Come sta veramente Marquez? Il tamponamento a Bastianini, sabato mattina, dice che fatica a restare concentrato. Quando parla della Honda pare sfiduciato e forse addirittura depresso. Naturalmente è comprensibile che non abbia voluto spingere dopo le disastrose cadute del Sachsenring e quando ci ha provato ugualmente è caduto ancora… Non sta bene, e più del dolore fisico (che ha sempre superato, anche in momenti peggiori) sembra incidere altro.
La speranza è che i quaranta giorni di riposo possano ritemprarlo del tutto, naturalmente. Ma è stato lui stesso a dare il via ai dubbi, quando alla domanda di un giornalista, che voleva sapere se nel 2024 sarebbe rimasto alla Honda come prevede il contratto, ha tergiversato. Anche se più tardi Marc ha aggiunto: “Ho imparato che non bisogna prendere decisioni a caldo”.
Mettendo insieme tutto quanto, pare di capire che potremmo essere vicini a una svolta. Non una resa: un campione come Marc, che ha guidato oltre i problemi suoi e della moto per anni, perché dovrebbe arrendersi adesso? Non ci pare possibile. E allora? Allora, forse, sta davvero trattando per cambiare squadra e moto. E magari sta cercando la strada per accorciare i tempi.
Si dice che il contratto sia blindato, ci sarebbero penali milionarie da pagare e poi non ci sono moto disponibili. Tutte cose vere eppure, ad Assen, Alberto Puig lo ha detto chiaramente: “Honda non trattiene nessuno, non vuole avere persone che non sono contente di essere in Honda; ci lega un contratto, ma non ho la palla di vetro e ogni persona è libera di fare ciò che vuole...”.

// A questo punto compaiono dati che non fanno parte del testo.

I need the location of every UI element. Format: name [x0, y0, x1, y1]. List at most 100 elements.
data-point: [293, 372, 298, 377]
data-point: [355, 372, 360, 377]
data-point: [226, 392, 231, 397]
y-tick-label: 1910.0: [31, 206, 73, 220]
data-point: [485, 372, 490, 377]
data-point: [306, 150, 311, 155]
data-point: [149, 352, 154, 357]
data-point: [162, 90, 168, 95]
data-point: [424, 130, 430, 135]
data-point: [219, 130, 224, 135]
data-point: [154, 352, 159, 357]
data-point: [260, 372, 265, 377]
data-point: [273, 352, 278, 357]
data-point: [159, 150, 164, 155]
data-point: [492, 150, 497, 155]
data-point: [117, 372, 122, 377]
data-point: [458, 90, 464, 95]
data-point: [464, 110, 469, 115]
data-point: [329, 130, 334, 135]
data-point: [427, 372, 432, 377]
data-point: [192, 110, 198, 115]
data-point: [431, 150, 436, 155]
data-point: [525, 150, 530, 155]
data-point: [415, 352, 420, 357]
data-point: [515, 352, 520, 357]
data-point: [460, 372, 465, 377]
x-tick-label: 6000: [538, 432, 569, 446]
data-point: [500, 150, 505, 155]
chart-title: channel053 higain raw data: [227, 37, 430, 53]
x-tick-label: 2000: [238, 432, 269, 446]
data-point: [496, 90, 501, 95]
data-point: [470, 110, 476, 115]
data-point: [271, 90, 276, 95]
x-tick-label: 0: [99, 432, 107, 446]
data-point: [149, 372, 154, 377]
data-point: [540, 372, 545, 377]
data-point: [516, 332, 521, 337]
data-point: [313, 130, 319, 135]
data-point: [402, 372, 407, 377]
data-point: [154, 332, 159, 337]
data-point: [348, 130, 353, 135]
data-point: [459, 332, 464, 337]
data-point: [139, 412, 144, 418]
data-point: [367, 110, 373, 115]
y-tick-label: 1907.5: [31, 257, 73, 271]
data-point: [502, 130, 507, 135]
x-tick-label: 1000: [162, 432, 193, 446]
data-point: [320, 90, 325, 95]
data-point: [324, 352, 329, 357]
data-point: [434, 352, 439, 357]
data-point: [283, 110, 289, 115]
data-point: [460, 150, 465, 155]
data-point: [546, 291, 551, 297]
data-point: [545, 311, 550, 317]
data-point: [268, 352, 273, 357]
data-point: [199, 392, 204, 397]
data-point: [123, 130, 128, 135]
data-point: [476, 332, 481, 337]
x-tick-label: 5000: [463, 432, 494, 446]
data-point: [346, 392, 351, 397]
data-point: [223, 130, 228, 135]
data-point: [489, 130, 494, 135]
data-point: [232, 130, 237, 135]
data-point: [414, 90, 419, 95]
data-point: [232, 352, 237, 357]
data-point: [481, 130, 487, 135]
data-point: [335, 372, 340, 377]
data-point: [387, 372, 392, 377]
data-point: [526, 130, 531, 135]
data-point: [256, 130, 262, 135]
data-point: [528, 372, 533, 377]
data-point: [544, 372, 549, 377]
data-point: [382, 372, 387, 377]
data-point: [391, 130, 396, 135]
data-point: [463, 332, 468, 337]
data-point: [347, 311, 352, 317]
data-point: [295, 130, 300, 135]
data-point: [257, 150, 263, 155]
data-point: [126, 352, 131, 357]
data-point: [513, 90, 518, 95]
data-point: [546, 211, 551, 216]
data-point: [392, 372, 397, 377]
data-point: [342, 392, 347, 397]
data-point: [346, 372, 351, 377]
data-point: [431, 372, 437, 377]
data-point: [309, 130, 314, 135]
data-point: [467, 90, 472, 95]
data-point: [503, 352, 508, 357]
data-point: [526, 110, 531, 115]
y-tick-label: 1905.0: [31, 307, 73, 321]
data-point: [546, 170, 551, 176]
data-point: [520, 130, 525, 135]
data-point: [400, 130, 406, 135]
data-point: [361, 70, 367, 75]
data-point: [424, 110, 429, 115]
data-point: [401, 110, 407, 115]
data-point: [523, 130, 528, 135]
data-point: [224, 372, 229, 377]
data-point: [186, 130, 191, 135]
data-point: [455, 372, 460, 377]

La questione è spinosa perché nessuna delle due parti è abituata ad arrendersi. Honda può lasciare soltanto quando è supervincente: lo fece alla fine dei trionfali anni Sessanta nei GP, o ancora negli ultimi anni Ottanta quando dominava la Parigi-Dakar e si fermò. Ma non cede quando è in basso. Non lo ha fatto nemmeno quando, da indiscusso numero 1 della moto e della tecnologia, puntò sulla costosissima e complicata NR 500 a pistoni ovali (debutto Silverstone 1979) che si rivelò un disastro assoluto.
Allora, dopo vari tentativi e senza aver preso nemmeno un punto mondiale, l’esperienza a quattro tempi fu archiviata in due anni. Era la fine del 1981 e già nell’82 arrivava la NS tre cilindri due tempi con Lucchinelli e Spencer, campione del mondo 1983 classe 500. Non solo Honda non si arrese, ma rilanciò e vinse.
Ma come ne esce oggi? La moto è tutta da rifare, la dirigenza sportiva di Puig ha fallito, i nuovi innesti tecnici non hanno modificato la sostanza, il pilota di punta non crede più nel progetto. E’ una storia avvincente e complessa, una svolta è inevitabile e sarà tutta da seguire.